Law Minister Ravi Shankar Prasad introduced the High Courts (Alteration of Names) Bill which, once passed by Parliament, will replace Bombay, Madras and Calcutta with Mumbai, Chennai and Kolkata respectively in the names of corresponding high courts.
"The high courts were named after the cities in which they were located. Consequence to the changes in the names of these cities, there has been demands for change in the names... It is appropriate and logical that the names of these high courts are also changed as per the request of the state governments," the bill says.
"It will also fulfil the aspirations of the people of the states concerned," it says.
Earlier, judges of Calcutta High Court had unanimously declined to accept the Centre's proposal for renaming it as Kolkata High Court and communicated the view of the full court to the Union Law Ministry.
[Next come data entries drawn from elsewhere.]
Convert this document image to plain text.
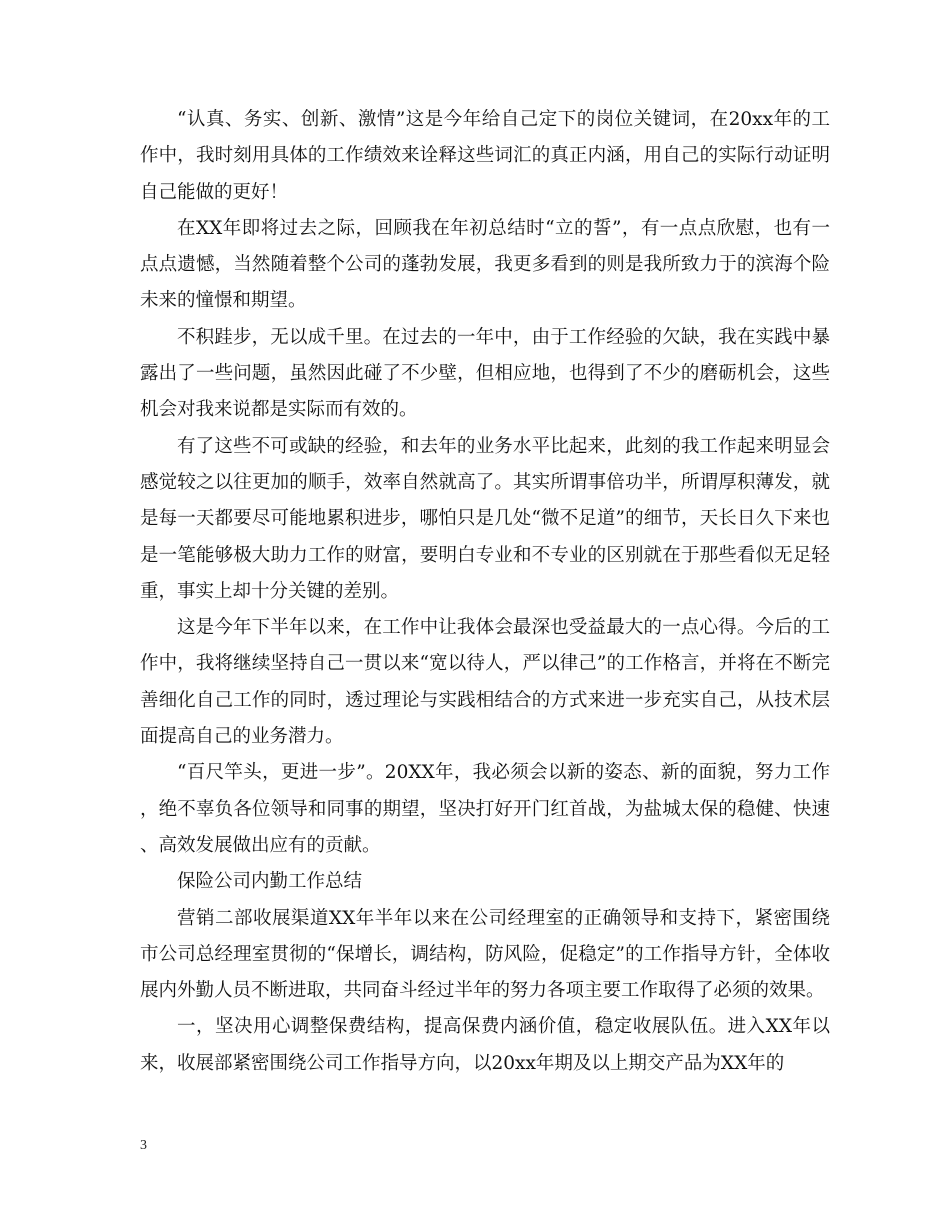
“认真、务实、创新、激情”这是今年给自己定下的岗位关键词，在20xx年的工作中，我时刻用具体的工作绩效来诠释这些词汇的真正内涵，用自己的实际行动证明自己能做的更好！

在XX年即将过去之际，回顾我在年初总结时“立的誓”，有一点点欣慰，也有一点点遗憾，当然随着整个公司的蓬勃发展，我更多看到的则是我所致力于的滨海个险未来的憧憬和期望。

不积跬步，无以成千里。在过去的一年中，由于工作经验的欠缺，我在实践中暴露出了一些问题，虽然因此碰了不少壁，但相应地，也得到了不少的磨砺机会，这些机会对我来说都是实际而有效的。

有了这些不可或缺的经验，和去年的业务水平比起来，此刻的我工作起来明显会感觉较之以往更加的顺手，效率自然就高了。其实所谓事倍功半，所谓厚积薄发，就是每一天都要尽可能地累积进步，哪怕只是几处“微不足道”的细节，天长日久下来也是一笔能够极大助力工作的财富，要明白专业和不专业的区别就在于那些看似无足轻重，事实上却十分关键的差别。

这是今年下半年以来，在工作中让我体会最深也受益最大的一点心得。今后的工作中，我将继续坚持自己一贯以来“宽以待人，严以律己”的工作格言，并将在不断完善细化自己工作的同时，透过理论与实践相结合的方式来进一步充实自己，从技术层面提高自己的业务潜力。

“百尺竿头，更进一步”。20XX年，我必须会以新的姿态、新的面貌，努力工作，绝不辜负各位领导和同事的期望，坚决打好开门红首战，为盐城太保的稳健、快速、高效发展做出应有的贡献。

保险公司内勤工作总结

营销二部收展渠道XX年半年以来在公司经理室的正确领导和支持下，紧密围绕市公司总经理室贯彻的“保增长，调结构，防风险，促稳定”的工作指导方针，全体收展内外勤人员不断进取，共同奋斗经过半年的努力各项主要工作取得了必须的效果。

一，坚决用心调整保费结构，提高保费内涵价值，稳定收展队伍。进入XX年以来，收展部紧密围绕公司工作指导方向，以20xx年期及以上期交产品为XX年的

3
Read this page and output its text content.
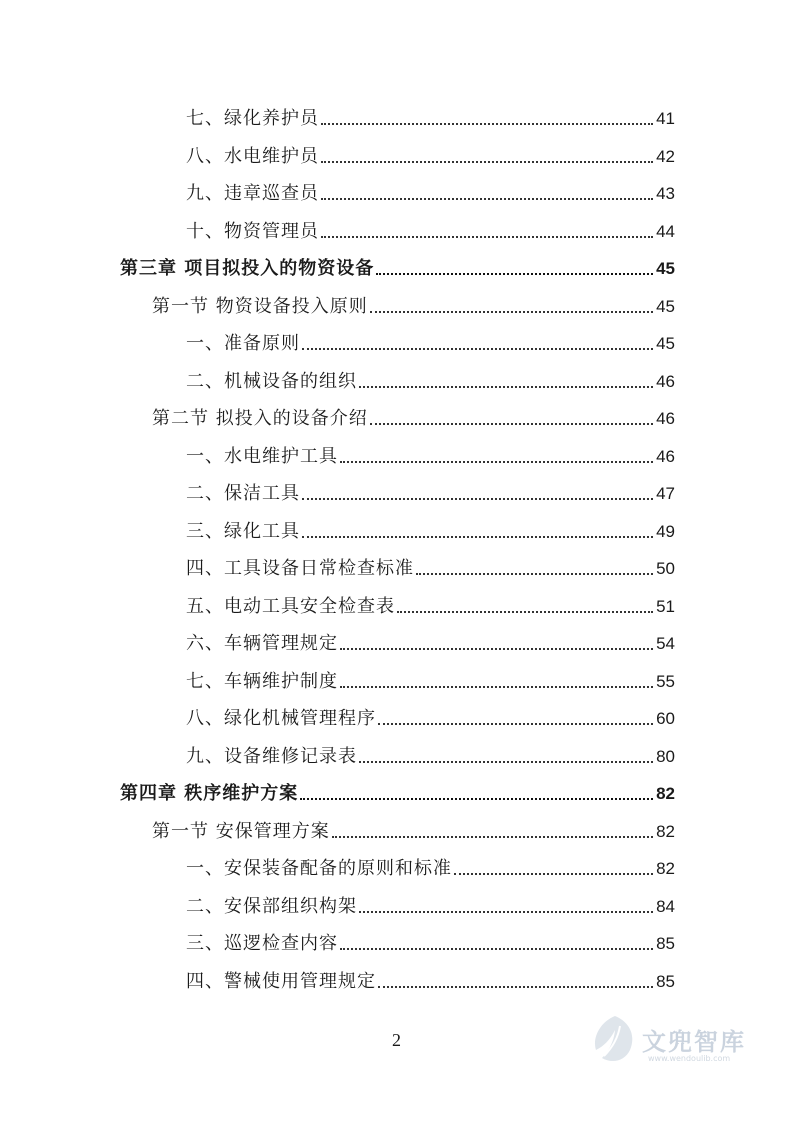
七、绿化养护员	41
八、水电维护员	42
九、违章巡查员	43
十、物资管理员	44
第三章 项目拟投入的物资设备	45
第一节 物资设备投入原则	45
一、准备原则	45
二、机械设备的组织	46
第二节 拟投入的设备介绍	46
一、水电维护工具	46
二、保洁工具	47
三、绿化工具	49
四、工具设备日常检查标准	50
五、电动工具安全检查表	51
六、车辆管理规定	54
七、车辆维护制度	55
八、绿化机械管理程序	60
九、设备维修记录表	80
第四章 秩序维护方案	82
第一节 安保管理方案	82
一、安保装备配备的原则和标准	82
二、安保部组织构架	84
三、巡逻检查内容	85
四、警械使用管理规定	85
2	文兜智库
www.wendoulib.com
When the Cabinet had approved the bill earlier this month, it had proposed changes in the names of Bombay and Chennai high courts only.
The Calcutta High Court has the distinction of being the first high court and one of the three chartered high courts to be set up in India, along with the high courts of Bombay, Madras. It was formally opened on July 1, 1862.
Earlier, the government had planned to vest the President with powers to rename a high court in consultation with the Governor, the Chief Minister and the Chief Justice of that state. But the idea had been shelved. The government now plans to consider such demands of change in name on a case-by-case basis, sources said.